Ohio: The state that’ll decide the election

As the election enters its final days, Obama and Romney are pleading for Ohio’s votes “with the insistence of a determined suitor.”

“I am not sure whether to be congratulating you or consoling you if you happen to be reading this in Toledo,” said Nate Silver in The New York Times, but the final two weeks of the presidential race are going to be all about you. No candidate has won the presidency without winning Ohio since 1960, and given the realities of this year’s Electoral College map, it’s very hard to see how either President Obama or Mitt Romney will be sworn in next January unless they win Ohio’s 18 electoral votes. It was Obama’s healthy 6- to 8-point lead in Ohio that had many pundits writing off Romney’s candidacy in late September, but since the president’s disastrous first debate performance, his lead there has shrunk to a mere 2 points. It will all come down to Ohio’s white, working-class voters, said David Wolfford in The Weekly Standard. Obama is counting on his bailout of General Motors and Chrysler to win their support. But these are also the same socially conservative voters Obama once dismissed as “clinging to their guns and religion,” and they aren’t comfortable with the Democrats’ liberal policies on gay marriage, abortion, and other social issues. So as a very close election enters its final days, Obama and Romney are pleading for Ohio’s votes “with the insistence of a determined suitor.”
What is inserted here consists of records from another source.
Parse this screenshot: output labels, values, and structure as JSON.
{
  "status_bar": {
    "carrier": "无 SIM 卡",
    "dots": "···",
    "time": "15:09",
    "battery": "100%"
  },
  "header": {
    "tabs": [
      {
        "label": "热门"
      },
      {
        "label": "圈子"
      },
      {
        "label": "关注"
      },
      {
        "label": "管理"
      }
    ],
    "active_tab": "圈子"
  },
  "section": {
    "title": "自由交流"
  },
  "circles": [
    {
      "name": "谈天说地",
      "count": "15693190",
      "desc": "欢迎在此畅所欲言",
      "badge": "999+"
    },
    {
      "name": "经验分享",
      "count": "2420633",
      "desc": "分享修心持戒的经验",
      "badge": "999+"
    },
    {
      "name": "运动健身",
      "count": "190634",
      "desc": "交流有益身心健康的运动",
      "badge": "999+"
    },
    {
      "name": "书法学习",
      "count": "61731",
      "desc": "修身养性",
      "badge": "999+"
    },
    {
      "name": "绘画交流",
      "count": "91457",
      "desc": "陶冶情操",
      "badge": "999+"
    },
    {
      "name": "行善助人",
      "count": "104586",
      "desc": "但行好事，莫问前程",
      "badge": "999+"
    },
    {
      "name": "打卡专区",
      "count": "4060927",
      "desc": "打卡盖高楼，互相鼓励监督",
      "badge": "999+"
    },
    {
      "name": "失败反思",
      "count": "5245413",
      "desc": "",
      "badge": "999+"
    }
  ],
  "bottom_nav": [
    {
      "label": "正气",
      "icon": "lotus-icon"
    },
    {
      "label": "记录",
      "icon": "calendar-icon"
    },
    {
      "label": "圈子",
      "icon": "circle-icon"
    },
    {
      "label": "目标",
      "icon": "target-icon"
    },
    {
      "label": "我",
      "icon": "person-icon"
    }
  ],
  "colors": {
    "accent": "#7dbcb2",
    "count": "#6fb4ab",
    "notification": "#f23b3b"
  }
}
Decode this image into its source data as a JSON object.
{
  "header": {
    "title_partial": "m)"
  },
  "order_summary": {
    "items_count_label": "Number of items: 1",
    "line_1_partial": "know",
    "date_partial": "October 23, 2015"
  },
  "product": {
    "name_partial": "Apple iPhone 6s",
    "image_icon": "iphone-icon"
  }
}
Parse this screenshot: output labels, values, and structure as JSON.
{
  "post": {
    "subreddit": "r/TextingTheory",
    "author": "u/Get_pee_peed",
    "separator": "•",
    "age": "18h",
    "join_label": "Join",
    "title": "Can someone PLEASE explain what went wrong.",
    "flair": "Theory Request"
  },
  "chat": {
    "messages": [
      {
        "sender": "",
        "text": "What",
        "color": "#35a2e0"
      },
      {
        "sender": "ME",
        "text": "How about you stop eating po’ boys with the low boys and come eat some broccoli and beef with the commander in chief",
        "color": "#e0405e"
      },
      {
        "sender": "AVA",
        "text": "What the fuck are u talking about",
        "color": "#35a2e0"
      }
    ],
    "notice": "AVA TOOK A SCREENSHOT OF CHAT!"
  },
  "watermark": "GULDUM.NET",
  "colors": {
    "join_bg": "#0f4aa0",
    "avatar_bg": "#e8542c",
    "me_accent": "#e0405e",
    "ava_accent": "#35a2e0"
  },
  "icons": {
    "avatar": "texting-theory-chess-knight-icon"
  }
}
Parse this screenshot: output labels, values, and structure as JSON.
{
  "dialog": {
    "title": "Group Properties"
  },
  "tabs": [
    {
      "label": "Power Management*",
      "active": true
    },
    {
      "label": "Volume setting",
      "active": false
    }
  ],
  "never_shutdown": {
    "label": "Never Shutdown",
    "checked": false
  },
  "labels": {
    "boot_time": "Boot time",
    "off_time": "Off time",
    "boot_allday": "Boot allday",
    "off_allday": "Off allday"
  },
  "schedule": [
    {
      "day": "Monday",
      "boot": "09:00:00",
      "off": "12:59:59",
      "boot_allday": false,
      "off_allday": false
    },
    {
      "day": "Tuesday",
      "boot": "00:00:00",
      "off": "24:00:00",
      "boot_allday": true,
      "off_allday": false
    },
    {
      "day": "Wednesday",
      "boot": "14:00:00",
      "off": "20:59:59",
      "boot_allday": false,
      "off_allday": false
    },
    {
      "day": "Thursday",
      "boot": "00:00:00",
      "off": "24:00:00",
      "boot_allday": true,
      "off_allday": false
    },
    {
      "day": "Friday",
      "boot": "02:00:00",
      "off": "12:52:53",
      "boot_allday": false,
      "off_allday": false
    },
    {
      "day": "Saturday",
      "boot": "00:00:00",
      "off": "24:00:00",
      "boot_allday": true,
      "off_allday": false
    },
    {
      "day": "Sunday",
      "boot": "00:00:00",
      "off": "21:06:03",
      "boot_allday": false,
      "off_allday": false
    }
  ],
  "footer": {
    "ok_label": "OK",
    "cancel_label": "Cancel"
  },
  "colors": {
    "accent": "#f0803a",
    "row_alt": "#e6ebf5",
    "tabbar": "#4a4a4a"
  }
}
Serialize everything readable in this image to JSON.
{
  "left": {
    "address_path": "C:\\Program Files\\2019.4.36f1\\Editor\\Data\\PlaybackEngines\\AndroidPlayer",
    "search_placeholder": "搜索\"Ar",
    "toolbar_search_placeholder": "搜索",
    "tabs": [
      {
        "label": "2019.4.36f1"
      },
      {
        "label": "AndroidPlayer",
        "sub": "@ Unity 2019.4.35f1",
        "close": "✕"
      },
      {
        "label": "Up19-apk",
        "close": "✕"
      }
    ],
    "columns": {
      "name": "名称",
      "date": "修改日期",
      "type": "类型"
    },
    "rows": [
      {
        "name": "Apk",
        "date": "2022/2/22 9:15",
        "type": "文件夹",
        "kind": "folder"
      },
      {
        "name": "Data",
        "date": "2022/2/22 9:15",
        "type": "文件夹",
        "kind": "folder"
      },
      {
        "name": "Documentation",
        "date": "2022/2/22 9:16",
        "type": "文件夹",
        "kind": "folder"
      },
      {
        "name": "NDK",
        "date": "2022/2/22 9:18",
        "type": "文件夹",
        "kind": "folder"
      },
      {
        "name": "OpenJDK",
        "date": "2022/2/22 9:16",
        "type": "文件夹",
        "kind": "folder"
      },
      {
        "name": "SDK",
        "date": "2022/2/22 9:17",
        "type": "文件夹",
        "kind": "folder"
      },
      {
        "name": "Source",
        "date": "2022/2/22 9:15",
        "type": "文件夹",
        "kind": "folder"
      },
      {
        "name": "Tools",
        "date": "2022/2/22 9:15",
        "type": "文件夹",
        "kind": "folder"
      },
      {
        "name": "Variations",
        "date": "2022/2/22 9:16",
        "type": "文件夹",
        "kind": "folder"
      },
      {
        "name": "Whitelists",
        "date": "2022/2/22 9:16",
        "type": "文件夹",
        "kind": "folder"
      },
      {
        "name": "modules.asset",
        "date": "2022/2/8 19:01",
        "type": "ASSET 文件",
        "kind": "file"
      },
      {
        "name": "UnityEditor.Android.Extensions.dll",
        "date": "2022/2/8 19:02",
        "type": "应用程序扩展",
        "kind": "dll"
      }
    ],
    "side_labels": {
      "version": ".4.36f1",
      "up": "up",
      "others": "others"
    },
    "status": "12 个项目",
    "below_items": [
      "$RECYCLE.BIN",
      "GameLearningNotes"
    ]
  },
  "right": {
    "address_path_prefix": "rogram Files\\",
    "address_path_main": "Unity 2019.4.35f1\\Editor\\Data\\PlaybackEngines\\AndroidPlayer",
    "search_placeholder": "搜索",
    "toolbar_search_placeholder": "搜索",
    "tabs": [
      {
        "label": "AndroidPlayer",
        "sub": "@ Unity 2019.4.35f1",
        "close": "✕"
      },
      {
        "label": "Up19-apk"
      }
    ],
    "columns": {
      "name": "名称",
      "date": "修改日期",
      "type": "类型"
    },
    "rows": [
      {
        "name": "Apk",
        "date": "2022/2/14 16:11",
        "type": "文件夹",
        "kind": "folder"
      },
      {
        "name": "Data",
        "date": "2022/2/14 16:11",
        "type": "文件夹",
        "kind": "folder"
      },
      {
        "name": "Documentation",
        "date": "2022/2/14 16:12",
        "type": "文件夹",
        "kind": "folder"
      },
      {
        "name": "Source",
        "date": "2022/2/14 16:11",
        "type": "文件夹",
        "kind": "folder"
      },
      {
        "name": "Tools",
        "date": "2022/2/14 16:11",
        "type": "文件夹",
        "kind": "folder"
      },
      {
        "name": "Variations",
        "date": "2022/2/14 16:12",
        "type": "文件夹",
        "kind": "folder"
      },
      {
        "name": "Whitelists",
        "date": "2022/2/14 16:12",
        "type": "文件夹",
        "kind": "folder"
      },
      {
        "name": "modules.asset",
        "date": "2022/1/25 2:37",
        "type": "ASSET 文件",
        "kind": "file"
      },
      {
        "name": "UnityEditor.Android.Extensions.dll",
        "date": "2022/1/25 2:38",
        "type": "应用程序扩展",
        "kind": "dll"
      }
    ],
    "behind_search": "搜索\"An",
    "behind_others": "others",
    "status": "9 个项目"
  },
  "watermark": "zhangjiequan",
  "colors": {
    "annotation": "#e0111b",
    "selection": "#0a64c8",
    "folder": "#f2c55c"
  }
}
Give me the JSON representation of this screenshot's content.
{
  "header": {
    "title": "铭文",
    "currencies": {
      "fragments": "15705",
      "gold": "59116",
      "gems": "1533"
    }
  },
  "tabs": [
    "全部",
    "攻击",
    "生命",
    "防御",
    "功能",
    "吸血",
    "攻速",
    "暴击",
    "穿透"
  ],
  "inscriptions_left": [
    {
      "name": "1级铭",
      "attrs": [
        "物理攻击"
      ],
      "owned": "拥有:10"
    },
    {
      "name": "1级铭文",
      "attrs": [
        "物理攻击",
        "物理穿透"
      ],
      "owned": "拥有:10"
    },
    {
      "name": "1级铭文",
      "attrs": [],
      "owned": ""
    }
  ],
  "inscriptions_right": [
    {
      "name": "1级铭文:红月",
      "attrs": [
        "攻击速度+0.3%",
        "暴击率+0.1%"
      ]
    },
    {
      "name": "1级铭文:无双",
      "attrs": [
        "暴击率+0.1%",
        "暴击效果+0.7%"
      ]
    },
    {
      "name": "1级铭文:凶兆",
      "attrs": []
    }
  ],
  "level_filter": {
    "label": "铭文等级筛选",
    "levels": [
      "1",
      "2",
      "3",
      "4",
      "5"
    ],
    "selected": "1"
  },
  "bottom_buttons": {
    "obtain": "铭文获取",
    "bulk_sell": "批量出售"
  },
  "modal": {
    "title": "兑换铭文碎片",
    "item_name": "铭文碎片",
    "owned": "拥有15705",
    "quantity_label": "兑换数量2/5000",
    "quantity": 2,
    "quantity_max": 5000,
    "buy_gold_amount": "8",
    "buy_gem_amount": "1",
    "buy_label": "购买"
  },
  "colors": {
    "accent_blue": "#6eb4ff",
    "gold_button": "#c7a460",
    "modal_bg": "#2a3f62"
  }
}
Obama’s lead in Ohio has shrunk, said John Cassidy in NewYorker.com, but it’s not gone. The Obama campaign knew all along that Ohio’s blue-collar voters would be pivotal, and was running ads portraying Mitt Romney as an out-of-touch, factory-closing plutocrat before he’d even won his party’s nomination. The GOP nominee has done his best to fight back, but “polls suggest that all the money and manpower that Romney has thrown into Ohio haven’t yet made much of a difference.” Ohioans credit Obama with saving the auto industry, said Jerry Hirsch in the Los Angeles Times, which accounts for 12.4 percent of the state’s jobs. More than all the ads and campaign stops, that single piece of policy alone may “determine the next president.”